Database schema for ACL

Xeoncross picture Xeoncross · May 3, 2011 · Viewed 31.1k times · Source

I want to create a schema for a ACL; however, I'm torn between a couple of ways of implementing it.

I am pretty sure I don't want to deal with cascading permissions as that leads to a lot of confusion on the backend and for site administrators.

I think I can also live with users only being in one role at a time. A setup like this will allow roles and permissions to be added as needed as the site grows without affecting existing roles/rules.

At first I was going to normalize the data and have three tables to represent the relations.

ROLES { id, name }
RESOURCES { id, name }
PERMISSIONS { id, role_id, resource_id }

A query to figure out whether a user was allowed somewhere would look like this:

SELECT id FROM resources WHERE name = ?
SELECT * FROM permissions WHERE role_id = ? AND resource_id = ? ($user_role_id, $resource->id)

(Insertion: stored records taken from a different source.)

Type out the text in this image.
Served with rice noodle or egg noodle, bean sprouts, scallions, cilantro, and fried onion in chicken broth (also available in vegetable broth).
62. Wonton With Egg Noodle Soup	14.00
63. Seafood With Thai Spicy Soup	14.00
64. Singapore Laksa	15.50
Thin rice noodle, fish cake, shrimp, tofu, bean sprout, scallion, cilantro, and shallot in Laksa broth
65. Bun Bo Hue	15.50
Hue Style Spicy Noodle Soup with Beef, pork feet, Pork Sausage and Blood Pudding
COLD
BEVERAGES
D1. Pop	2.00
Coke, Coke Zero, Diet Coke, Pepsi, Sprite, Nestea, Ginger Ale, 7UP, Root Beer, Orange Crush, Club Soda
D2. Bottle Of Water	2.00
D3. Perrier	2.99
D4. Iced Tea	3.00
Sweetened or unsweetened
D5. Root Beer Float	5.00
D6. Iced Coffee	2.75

Then I realized that I will only have about 20 resources, each with up to 5 actions (create, update, view, etc..) and perhaps another 8 roles. This means that I can exercise blatant disregard for data normalization as I will never have more than a couple of hundred possible records.

So perhaps a schema like this would make more sense.

ROLES { id, name }
PERMISSIONS { id, role_id, resource_name }

which would allow me to lookup records in a single query

SELECT * FROM permissions WHERE role_id = ? AND permission  = ? ($user_role_id, 'post.update')

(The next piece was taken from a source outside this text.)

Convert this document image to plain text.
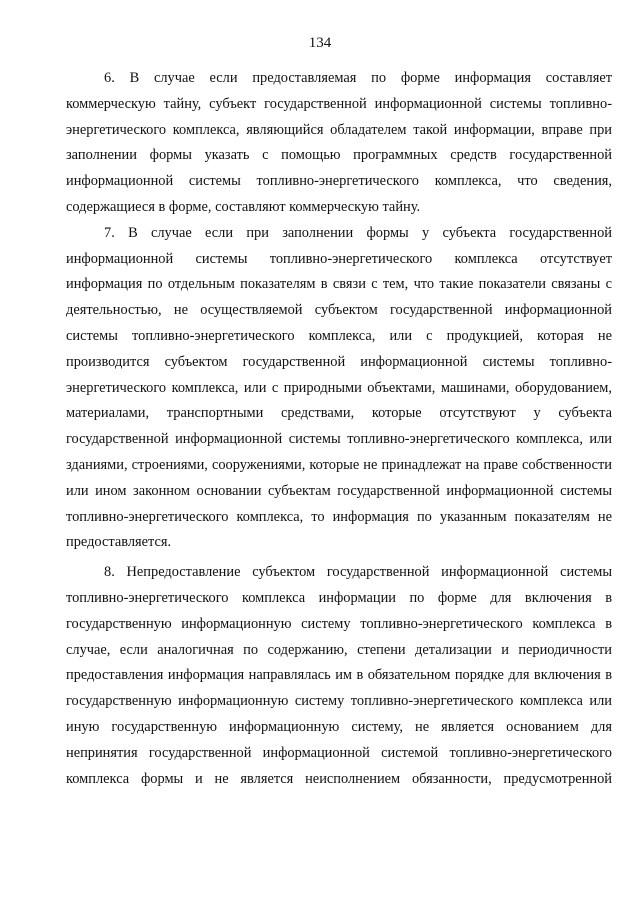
134

6. В случае если предоставляемая по форме информация составляет коммерческую тайну, субъект государственной информационной системы топливно-энергетического комплекса, являющийся обладателем такой информации, вправе при заполнении формы указать с помощью программных средств государственной информационной системы топливно-энергетического комплекса, что сведения, содержащиеся в форме, составляют коммерческую тайну.

7. В случае если при заполнении формы у субъекта государственной информационной системы топливно-энергетического комплекса отсутствует информация по отдельным показателям в связи с тем, что такие показатели связаны с деятельностью, не осуществляемой субъектом государственной информационной системы топливно-энергетического комплекса, или с продукцией, которая не производится субъектом государственной информационной системы топливно-энергетического комплекса, или с природными объектами, машинами, оборудованием, материалами, транспортными средствами, которые отсутствуют у субъекта государственной информационной системы топливно-энергетического комплекса, или зданиями, строениями, сооружениями, которые не принадлежат на праве собственности или ином законном основании субъектам государственной информационной системы топливно-энергетического комплекса, то информация по указанным показателям не предоставляется.

8. Непредоставление субъектом государственной информационной системы топливно-энергетического комплекса информации по форме для включения в государственную информационную систему топливно-энергетического комплекса в случае, если аналогичная по содержанию, степени детализации и периодичности предоставления информация направлялась им в обязательном порядке для включения в государственную информационную систему топливно-энергетического комплекса или иную государственную информационную систему, не является основанием для непринятия государственной информационной системой топливно-энергетического комплекса формы и не является неисполнением обязанности, предусмотренной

So which of these is more correct? Are there other schema layouts for ACL?

Answer

Denis de Bernardy picture Denis de Bernardy · May 10, 2011

In my experience, the real question mostly breaks down to whether or not any amount of user-specific access-restriction is going to occur.

Suppose, for instance, that you're designing the schema of a community and that you allow users to toggle the visibility of their profile.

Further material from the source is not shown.